Friday, January 19, 2024
 – Former Real Madrid Liverpool and Manchester United footballer, Michael Owen has opened up on the diagnosis of a rare condition that has forced his son to give up on football.

James Owen, 17, was diagnosed with Stargardt disease when he was eight according to Michael.

The disease is an incurable genetic condition that results in the build-up of fatty material on the macula, a part of the retina required for sharp vision.

The England football icon's son was able to play the sport his father excelled at as a youngster but he has now stopped after further deterioration in his sight means he is now clinically blind.

“People do expect me to be going into football and I did used to really enjoy it,” James Owen told the Daily Mail. “But it was getting to a point where it was too difficult to know where the ball was. I lost the enjoyment out of it really because I wanted to be the best.”

Owen scored 40 goals in 89 England caps, winning the Ballon d’Or in 2001 and is sad his son can't replicate his feat.

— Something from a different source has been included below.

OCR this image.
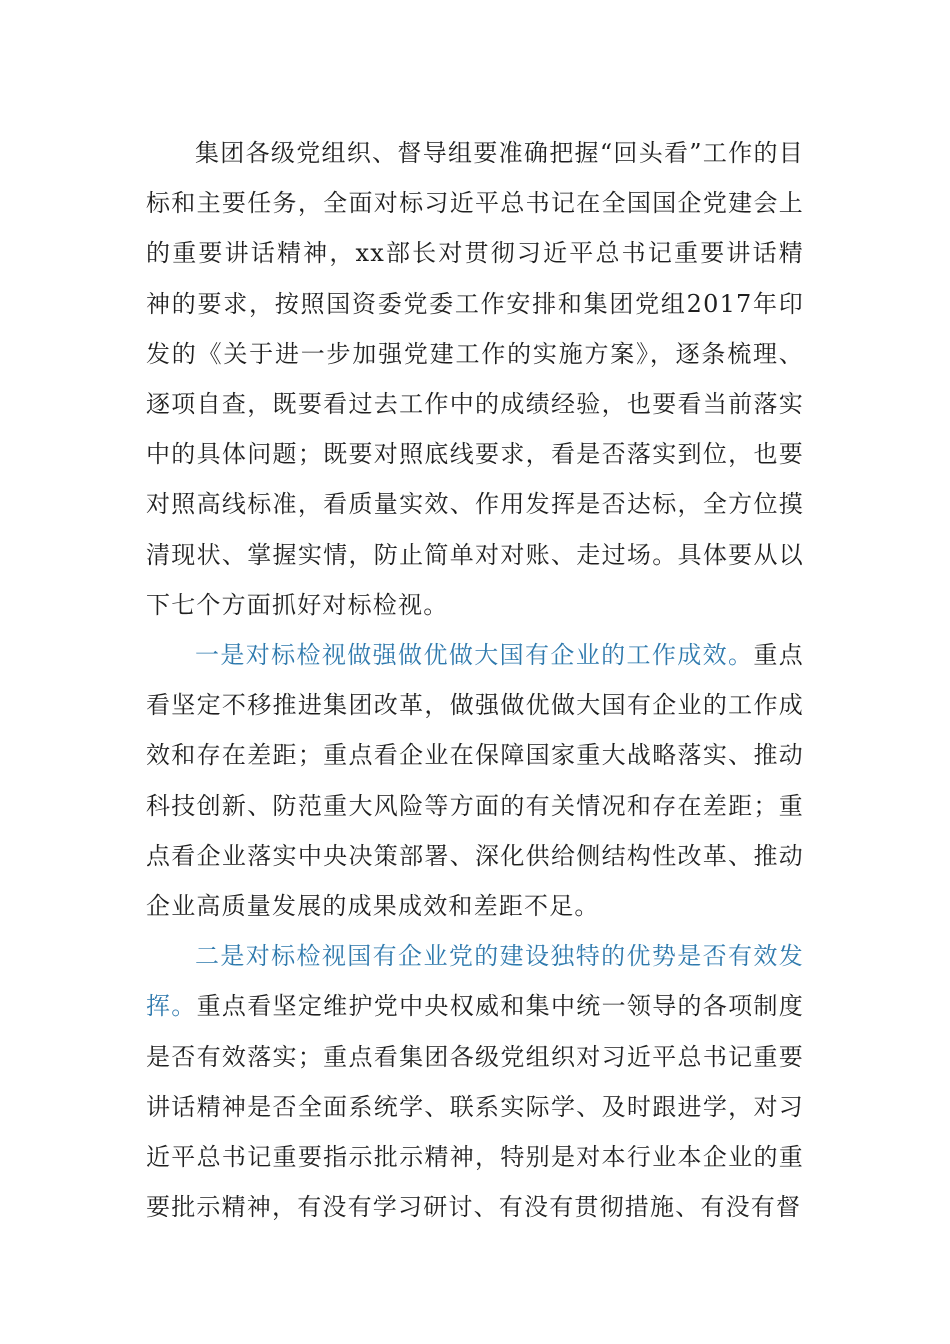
集团各级党组织、督导组要准确把握“回头看”工作的目标和主要任务，全面对标习近平总书记在全国国企党建会上的重要讲话精神，xx部长对贯彻习近平总书记重要讲话精神的要求，按照国资委党委工作安排和集团党组2017年印发的《关于进一步加强党建工作的实施方案》，逐条梳理、逐项自查，既要看过去工作中的成绩经验，也要看当前落实中的具体问题；既要对照底线要求，看是否落实到位，也要对照高线标准，看质量实效、作用发挥是否达标，全方位摸清现状、掌握实情，防止简单对对账、走过场。具体要从以下七个方面抓好对标检视。

一是对标检视做强做优做大国有企业的工作成效。重点看坚定不移推进集团改革，做强做优做大国有企业的工作成效和存在差距；重点看企业在保障国家重大战略落实、推动科技创新、防范重大风险等方面的有关情况和存在差距；重点看企业落实中央决策部署、深化供给侧结构性改革、推动企业高质量发展的成果成效和差距不足。

二是对标检视国有企业党的建设独特的优势是否有效发挥。重点看坚定维护党中央权威和集中统一领导的各项制度是否有效落实；重点看集团各级党组织对习近平总书记重要讲话精神是否全面系统学、联系实际学、及时跟进学，对习近平总书记重要指示批示精神，特别是对本行业本企业的重要批示精神，有没有学习研讨、有没有贯彻措施、有没有督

“When someone comes up to you in the pub and says ‘Does your son play?’ you just want to change the subject,” Owen explained.

“That’s probably been the hardest thing over the years. James probably wasn’t enjoying football as much as he should have been because he wasn’t as good as he should have been.

‘When he was very young and his eyes were probably slightly better than they are now and the pitches were smaller and everything was a lot closer so he could see the ball better, he was very, very good. I said to my dad and my wife and everyone ‘he’s got a right chance here of being a footballer’.

“But then as soon as he got diagnosed, he just sort of gradually stopped. He coped with it well.”

The father and son hope to raise awareness about Stargardt disease in a documentary titled

“Football is For Everyone”, set to come out on 30 January.